Not only did the Buffalo Bills utilize three- and four-receiver personnel packages frequently in 2011, they did it significantly more often than every other team in the league. This according to a study from Pro Football Focus, coming to us via Rotoworld.
Per the gang at PFF, the Bills used personnel packages containing three receivers on a whopping 77 percent of their offensive plays last season - and they came in 14 percent higher than the Indianapolis Colts, who were terrible, threw a lot as a result, and wound up with the first pick in the draft. Mike Clay also reports that the Bills used packages with four receivers on 32 percent of their plays - doubling the next-highest team, the Chicago Bears.
Think about that for a second: on nearly one-third of their offensive snaps last season, the Bills had room for just one player amidst their running backs and tight ends to be on the field alongside four receivers. That's not a trend that's likely to continue into the 2012 season.
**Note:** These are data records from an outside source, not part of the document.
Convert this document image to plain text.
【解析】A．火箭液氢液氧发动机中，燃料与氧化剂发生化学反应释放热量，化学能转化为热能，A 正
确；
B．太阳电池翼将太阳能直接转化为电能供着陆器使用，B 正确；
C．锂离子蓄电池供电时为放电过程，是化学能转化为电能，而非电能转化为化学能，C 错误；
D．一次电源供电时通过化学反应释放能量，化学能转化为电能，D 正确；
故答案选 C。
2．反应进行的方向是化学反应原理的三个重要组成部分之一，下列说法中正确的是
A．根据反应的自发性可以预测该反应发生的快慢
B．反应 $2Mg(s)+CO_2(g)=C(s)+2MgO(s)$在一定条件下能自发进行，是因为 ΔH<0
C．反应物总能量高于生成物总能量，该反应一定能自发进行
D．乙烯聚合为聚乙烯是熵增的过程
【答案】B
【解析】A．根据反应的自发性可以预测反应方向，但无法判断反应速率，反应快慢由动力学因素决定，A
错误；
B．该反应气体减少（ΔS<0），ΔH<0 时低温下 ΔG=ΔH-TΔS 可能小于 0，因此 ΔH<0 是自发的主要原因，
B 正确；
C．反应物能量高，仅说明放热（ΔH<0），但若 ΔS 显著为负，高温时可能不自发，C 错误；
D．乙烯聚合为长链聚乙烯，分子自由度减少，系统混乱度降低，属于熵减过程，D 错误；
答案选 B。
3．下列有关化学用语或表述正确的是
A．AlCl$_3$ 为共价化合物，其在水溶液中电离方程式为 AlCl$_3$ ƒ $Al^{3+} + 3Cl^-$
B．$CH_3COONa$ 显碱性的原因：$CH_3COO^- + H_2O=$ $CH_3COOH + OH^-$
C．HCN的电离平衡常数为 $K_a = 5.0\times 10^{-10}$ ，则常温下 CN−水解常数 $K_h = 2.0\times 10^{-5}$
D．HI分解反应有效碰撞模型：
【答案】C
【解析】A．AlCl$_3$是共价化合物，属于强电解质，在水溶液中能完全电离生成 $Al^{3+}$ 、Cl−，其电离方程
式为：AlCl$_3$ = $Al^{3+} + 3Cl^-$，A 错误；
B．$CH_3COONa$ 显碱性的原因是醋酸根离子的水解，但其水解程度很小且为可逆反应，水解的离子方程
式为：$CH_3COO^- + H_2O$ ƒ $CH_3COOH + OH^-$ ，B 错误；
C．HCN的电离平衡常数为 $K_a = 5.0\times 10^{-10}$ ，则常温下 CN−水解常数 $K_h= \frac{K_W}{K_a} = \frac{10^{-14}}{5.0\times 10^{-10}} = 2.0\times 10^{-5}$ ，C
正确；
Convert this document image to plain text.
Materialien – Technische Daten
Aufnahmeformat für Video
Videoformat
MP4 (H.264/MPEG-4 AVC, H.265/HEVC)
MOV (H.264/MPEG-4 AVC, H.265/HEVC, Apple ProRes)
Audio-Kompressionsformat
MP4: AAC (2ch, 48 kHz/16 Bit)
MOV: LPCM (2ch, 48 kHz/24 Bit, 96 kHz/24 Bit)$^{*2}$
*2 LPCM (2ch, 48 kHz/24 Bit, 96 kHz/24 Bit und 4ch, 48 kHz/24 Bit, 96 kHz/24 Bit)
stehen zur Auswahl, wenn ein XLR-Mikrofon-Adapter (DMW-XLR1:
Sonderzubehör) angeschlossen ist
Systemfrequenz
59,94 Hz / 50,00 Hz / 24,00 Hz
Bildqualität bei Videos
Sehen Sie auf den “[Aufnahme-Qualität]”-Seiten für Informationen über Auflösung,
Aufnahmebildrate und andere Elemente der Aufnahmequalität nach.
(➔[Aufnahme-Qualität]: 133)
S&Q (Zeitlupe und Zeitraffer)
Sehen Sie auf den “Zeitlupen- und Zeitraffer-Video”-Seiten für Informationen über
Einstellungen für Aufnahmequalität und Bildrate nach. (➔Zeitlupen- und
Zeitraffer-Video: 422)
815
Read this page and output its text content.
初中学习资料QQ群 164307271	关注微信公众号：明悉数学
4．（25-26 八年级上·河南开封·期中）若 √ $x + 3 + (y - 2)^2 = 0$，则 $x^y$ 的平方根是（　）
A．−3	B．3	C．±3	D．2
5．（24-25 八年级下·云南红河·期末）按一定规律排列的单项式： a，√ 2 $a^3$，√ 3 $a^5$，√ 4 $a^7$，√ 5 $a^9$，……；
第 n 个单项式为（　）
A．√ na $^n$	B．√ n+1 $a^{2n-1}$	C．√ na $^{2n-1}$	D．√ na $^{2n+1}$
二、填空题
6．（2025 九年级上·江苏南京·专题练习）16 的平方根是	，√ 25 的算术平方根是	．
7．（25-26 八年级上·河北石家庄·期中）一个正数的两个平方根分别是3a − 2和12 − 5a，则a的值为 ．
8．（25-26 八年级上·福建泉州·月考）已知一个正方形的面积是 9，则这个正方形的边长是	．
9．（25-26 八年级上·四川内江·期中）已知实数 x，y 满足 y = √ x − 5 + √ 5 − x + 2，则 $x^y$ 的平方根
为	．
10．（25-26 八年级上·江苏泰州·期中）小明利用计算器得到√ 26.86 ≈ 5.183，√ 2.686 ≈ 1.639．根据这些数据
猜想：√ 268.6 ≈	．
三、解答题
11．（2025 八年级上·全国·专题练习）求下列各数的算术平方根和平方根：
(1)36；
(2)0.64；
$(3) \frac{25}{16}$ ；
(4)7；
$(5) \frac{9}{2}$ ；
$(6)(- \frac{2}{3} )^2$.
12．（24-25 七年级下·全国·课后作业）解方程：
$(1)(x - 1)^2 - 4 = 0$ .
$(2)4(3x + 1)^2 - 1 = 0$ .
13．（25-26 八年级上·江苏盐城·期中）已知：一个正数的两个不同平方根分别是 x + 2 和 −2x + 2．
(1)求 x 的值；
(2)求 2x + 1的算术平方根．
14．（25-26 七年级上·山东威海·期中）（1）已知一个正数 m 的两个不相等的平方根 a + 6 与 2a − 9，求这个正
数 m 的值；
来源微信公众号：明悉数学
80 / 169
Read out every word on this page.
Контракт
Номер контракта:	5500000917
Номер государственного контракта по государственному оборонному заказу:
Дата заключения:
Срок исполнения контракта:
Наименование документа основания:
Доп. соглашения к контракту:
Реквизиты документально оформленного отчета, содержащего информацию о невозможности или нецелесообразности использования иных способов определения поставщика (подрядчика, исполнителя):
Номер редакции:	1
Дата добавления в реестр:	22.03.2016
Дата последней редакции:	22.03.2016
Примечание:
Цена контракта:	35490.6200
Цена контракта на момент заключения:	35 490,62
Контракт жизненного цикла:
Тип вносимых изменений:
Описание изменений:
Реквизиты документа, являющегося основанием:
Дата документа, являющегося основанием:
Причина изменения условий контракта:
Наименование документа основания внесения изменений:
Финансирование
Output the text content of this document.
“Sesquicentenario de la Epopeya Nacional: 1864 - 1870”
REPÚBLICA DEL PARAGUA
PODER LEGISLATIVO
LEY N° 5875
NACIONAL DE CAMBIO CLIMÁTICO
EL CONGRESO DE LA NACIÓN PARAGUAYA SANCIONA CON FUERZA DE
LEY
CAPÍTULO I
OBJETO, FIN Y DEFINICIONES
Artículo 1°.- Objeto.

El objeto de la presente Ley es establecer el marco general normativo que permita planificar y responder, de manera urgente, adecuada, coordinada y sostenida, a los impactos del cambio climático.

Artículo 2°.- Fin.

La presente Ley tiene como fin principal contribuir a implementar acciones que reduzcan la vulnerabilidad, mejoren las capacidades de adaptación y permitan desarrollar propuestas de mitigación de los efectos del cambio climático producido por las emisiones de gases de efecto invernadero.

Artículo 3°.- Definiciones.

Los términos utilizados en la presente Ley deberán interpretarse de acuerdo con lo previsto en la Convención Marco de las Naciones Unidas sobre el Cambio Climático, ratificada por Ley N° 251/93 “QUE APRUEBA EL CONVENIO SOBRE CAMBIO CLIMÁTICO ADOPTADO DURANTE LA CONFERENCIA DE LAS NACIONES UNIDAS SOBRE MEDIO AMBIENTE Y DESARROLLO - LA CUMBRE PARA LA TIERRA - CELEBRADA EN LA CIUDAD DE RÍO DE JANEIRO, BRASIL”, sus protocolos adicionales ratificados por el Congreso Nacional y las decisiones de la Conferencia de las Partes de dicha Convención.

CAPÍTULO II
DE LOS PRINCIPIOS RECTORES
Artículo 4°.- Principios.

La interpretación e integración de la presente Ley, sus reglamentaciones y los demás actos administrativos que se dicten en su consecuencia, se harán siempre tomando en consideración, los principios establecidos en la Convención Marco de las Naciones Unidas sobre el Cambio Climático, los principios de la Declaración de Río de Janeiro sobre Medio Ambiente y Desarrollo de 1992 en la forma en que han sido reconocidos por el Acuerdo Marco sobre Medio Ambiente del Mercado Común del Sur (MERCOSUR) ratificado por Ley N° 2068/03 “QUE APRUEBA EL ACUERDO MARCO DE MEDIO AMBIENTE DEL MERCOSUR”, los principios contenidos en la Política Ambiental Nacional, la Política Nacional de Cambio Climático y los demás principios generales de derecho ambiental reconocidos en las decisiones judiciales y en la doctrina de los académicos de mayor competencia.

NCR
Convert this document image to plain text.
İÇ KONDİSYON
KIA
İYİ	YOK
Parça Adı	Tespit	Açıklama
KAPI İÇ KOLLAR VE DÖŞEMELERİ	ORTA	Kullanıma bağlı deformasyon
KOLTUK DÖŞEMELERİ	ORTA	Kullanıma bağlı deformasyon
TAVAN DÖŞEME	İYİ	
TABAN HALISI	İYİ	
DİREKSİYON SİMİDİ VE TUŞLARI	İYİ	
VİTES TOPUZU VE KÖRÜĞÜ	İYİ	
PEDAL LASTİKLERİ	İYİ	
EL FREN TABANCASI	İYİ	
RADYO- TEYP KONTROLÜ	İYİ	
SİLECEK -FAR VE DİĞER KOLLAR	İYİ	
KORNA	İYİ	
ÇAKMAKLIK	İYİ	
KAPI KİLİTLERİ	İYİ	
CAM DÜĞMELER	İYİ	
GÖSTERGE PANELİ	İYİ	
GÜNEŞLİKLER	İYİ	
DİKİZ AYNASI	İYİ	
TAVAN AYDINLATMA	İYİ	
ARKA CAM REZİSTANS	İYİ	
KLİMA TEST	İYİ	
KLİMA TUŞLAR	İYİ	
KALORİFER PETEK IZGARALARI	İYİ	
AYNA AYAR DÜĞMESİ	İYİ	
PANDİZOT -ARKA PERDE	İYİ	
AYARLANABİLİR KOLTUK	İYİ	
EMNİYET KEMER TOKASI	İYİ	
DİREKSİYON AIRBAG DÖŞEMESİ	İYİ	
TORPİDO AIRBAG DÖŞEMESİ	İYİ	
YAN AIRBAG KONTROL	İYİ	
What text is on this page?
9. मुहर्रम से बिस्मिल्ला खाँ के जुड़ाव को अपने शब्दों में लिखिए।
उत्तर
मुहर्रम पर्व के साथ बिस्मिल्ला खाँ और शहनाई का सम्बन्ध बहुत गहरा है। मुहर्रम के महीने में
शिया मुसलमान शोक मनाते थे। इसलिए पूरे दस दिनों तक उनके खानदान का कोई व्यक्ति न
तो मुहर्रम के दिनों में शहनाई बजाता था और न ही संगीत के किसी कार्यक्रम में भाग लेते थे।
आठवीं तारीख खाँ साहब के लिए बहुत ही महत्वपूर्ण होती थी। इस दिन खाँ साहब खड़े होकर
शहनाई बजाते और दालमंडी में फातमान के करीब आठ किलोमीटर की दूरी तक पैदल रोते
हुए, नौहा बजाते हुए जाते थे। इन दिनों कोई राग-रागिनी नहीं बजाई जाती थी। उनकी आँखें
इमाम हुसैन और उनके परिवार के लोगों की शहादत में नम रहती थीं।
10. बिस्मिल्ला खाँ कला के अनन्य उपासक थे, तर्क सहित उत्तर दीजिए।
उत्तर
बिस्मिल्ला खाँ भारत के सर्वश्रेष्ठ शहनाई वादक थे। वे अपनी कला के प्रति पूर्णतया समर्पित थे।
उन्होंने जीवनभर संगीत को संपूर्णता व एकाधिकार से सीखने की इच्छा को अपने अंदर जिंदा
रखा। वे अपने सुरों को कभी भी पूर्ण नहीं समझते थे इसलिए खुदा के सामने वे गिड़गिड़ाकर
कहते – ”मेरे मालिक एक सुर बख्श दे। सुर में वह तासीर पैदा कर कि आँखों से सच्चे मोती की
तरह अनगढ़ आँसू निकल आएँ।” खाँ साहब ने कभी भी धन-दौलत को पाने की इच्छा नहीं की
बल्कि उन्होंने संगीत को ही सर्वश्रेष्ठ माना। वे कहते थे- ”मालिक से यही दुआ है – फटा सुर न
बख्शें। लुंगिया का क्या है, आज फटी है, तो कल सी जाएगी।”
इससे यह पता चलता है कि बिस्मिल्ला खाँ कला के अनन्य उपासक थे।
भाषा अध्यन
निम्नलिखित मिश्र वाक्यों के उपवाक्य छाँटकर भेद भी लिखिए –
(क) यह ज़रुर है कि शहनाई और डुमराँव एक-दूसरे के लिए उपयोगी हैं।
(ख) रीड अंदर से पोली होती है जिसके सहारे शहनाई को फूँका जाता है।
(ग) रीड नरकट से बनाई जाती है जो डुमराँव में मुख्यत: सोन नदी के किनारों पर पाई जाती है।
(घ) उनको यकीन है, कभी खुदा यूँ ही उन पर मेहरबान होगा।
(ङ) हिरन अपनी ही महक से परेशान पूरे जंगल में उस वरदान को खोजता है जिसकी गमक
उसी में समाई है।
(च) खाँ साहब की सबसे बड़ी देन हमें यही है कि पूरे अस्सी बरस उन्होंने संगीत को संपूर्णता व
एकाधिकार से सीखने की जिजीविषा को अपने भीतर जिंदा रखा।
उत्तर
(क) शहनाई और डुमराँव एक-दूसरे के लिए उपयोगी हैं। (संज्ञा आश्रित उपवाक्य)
There are two main reasons that those numbers should drop: the need to implement two running backs into the rotation, and the increasing relevance of tight end Scott Chandler as a passing target.
At no point in Chan Gailey's two years as Buffalo's head coach and offensive architect have the Bills consistently run an offense designed to use two running backs frequently. Part of that was circumstantial: C.J. Spiller struggled as a rookie, and didn't show enough to simply be handed a role. Then there was Fred Jackson setting the league on fire at the start of last season, limiting the need to get Spiller involved.
Today, Gailey has two backs that have proven that they can produce like No. 1 runners. It's completely fair to argue that Jackson and Spiller are the team's two most talented players the team employs on the offensive side of the ball. We've only seen the two on the field together sporadically over the past two years; that should change in 2012.
Chandler will likely see more playing time this season than he did a year ago, as well. When Buffalo's passing attack was clicking in 2011, Chandler was the guy that turned the attack from clicking to borderline unstoppable. Now, based on commentary earlier this off-season from quarterback Ryan Fitzpatrick, the team seems to be infatuated with the idea of pairing Chandler with slot receiver David Nelson more often - a particularly intriguing idea based on the length of the two players and the ability to disguise the true 'Y' receiver on a given play.
Make no mistake about it: the Bills are still going to use three receivers quite a bit. If I had to guess today - and as the Bills are still three weeks away from the start of camp, all we can do is guess - I'd imagine that the percentage of time the Bills spend with four receivers on the field will drop dramatically as two-back packages and Chandler are incorporated more often, and the percentage of three-receiver sets will dip, but not nearly as much. It would not be remotely surprising if the Bills led the league in three-receiver set percentage again.
Buffalo will still be a spread-and-space team as long as Gailey is the head coach and Fitzpatrick is his quarterback. The next step in the evolution of the offense, however, is to be able to accomplish that philosophy without relying so heavily on a highly unproven group of wide receivers.